SHIELD: A SHapley and Information-theory based framework for Equitable Learning via Dissimilar feature grouping

Yun, Hyeonggeun

SHIELD: A SHapley and Information-theory based framework for Equitable Learning via Dissimilar feature grouping

Date

2025

Authors

Yun, Hyeonggeun

Abstract

Machine learning models are increasingly applied in clinical and biomedical settings, due to their ability to capture an intricate underlying structure, yet their complexity can obscure critical insights and risk propagating biases that disproportionately affect vulnerable populations.
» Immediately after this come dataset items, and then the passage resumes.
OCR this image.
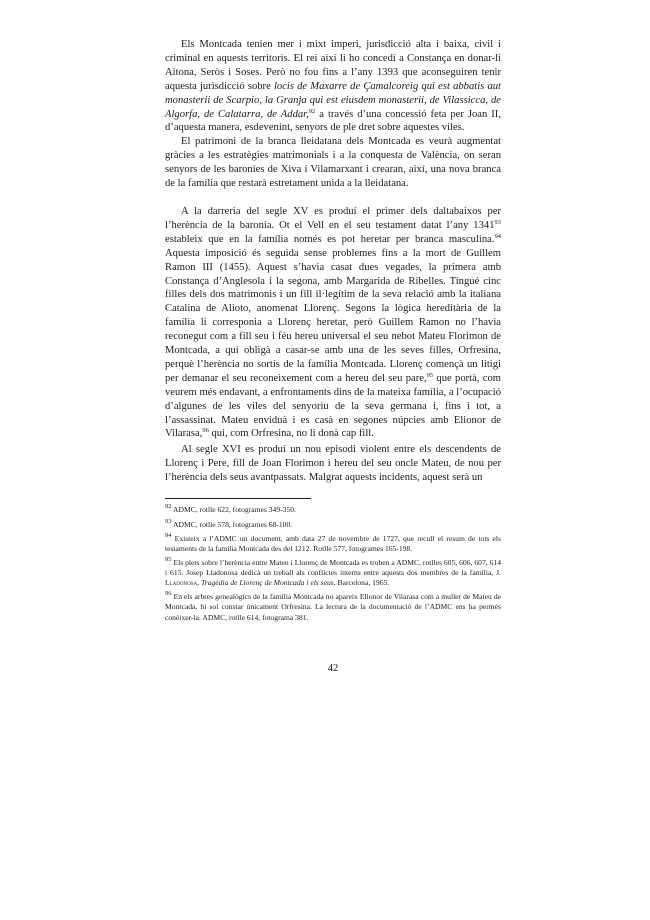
Els Montcada tenien mer i mixt imperi, jurisdicció alta i baixa, civil i criminal en aquests territoris. El rei així li ho concedí a Constança en donar-li Aitona, Seròs i Soses. Però no fou fins a l’any 1393 que aconseguiren tenir aquesta jurisdicció sobre locis de Maxarre de Çamalcoreig qui est abbatis aut monasterii de Scarpio, la Granja qui est eiusdem monasterii, de Vilassicca, de Algorfa, de Calatarra, de Addar,$^{92}$ a través d’una concessió feta per Joan II, d’aquesta manera, esdevenint, senyors de ple dret sobre aquestes viles.

El patrimoni de la branca lleidatana dels Montcada es veurà augmentat gràcies a les estratègies matrimonials i a la conquesta de València, on seran senyors de les baronies de Xiva i Vilamarxant i crearan, així, una nova branca de la família que restarà estretament unida a la lleidatana.

A la darreria del segle XV es produí el primer dels daltabaixos per l’herència de la baronia. Ot el Vell en el seu testament datat l’any 1341$^{93}$ estableix que en la família només es pot heretar per branca masculina.$^{94}$ Aquesta imposició és seguida sense problemes fins a la mort de Guillem Ramon III (1455). Aquest s’havia casat dues vegades, la primera amb Constança d’Anglesola i la segona, amb Margarida de Ribelles. Tingué cinc filles dels dos matrimonis i un fill il·legítim de la seva relació amb la italiana Catalina de Alioto, anomenat Llorenç. Segons la lògica hereditària de la família li corresponia a Llorenç heretar, però Guillem Ramon no l’havia reconegut com a fill seu i féu hereu universal el seu nebot Mateu Florimon de Montcada, a qui obligà a casar-se amb una de les seves filles, Orfresina, perquè l’herència no sortís de la família Montcada. Llorenç començà un litigi per demanar el seu reconeixement com a hereu del seu pare,$^{95}$ que portà, com veurem més endavant, a enfrontaments dins de la mateixa família, a l’ocupació d’algunes de les viles del senyoriu de la seva germana i, fins i tot, a l’assassinat. Mateu enviduà i es casà en segones núpcies amb Elionor de Vilarasa,$^{96}$ qui, com Orfresina, no li donà cap fill.

Al segle XVI es produí un nou episodi violent entre els descendents de Llorenç i Pere, fill de Joan Florimon i hereu del seu oncle Mateu, de nou per l’herència dels seus avantpassats. Malgrat aquests incidents, aquest serà un

$^{92}$ ADMC, rotlle 622, fotogrames 349-350.

$^{93}$ ADMC, rotlle 578, fotogrames 68-100.

$^{94}$ Existeix a l’ADMC un document, amb data 27 de novembre de 1727, que recull el resum de tots els testaments de la família Montcada des del 1212. Rotlle 577, fotogrames 165-198.

$^{95}$ Els plets sobre l’herència entre Mateu i Llorenç de Montcada es troben a ADMC, rotlles 605, 606, 607, 614 i 615. Josep Lladonosa dedicà un treball als conflictes interns entre aquests dos membres de la família, J. Lladonosa, Tragèdia de Llorenç de Montcada i els seus, Barcelona, 1965.

$^{96}$ En els arbres genealògics de la família Montcada no apareix Elionor de Vilarasa com a muller de Mateu de Montcada, hi sol constar únicament Orfresina. La lectura de la documentació de l’ADMC ens ha permès conèixer-la. ADMC, rotlle 614, fotograma 381.

42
Hence, this thesis introduces SHIELD: A SHapley and Information-theory based framework for Equitable Learning via Dissimilar feature grouping, which combines dissimilarity-driven feature grouping with interpretable latent representations to mitigate proxy bias and enhance equitable learning of the resulting model. By constructing a dissimilarity matrix based on conditional mutual information (CMI), features are grouped to weaken correlations that might encode sensitive attributes, reducing redundant signals that may contribute to unfairness. This automated approach is more efficient than clustering similar features and fixing problematic groups post-hoc. Group-specific autoencoders learn latent representations that summarise each group’s unique information while preserving a decoder-weight mapping back to the original features. This enables precise SHapley Additive exPlanations (SHAP) value decomposition, leading to interpretable feature-level attributions despite dimensionality reduction. Experiments on four benchmark clinical datasets demonstrated that the proposed grouping approaches, greedy, Bicriterion, and K-plus anticlustering, achieved notable improvements in fairness metrics and produced more evenly distributed feature importance compared to raw features and traditional baselines. This was evident as grouping on average led to 9.47% improvement in the distance from origin of bias quadrant, which accounts for both explanation and prediction bias. In addition, the fairness overview score, which considers other typical fairness metrics as well, was improved by 2.42% when grouped by dissimilarity. While a modest reduction of 3.43% in accuracy and 5.16% in F1-score was observed, it remained within acceptable limits for clinical applications, demonstrating the feasibility of this fairness-performance trade-off. Overall, SHIELD provides a principled framework that integrates dissimilarity-based grouping, latent representation learning, and explanation-level auditing to promote equitable and explainable machine learning for health informatics.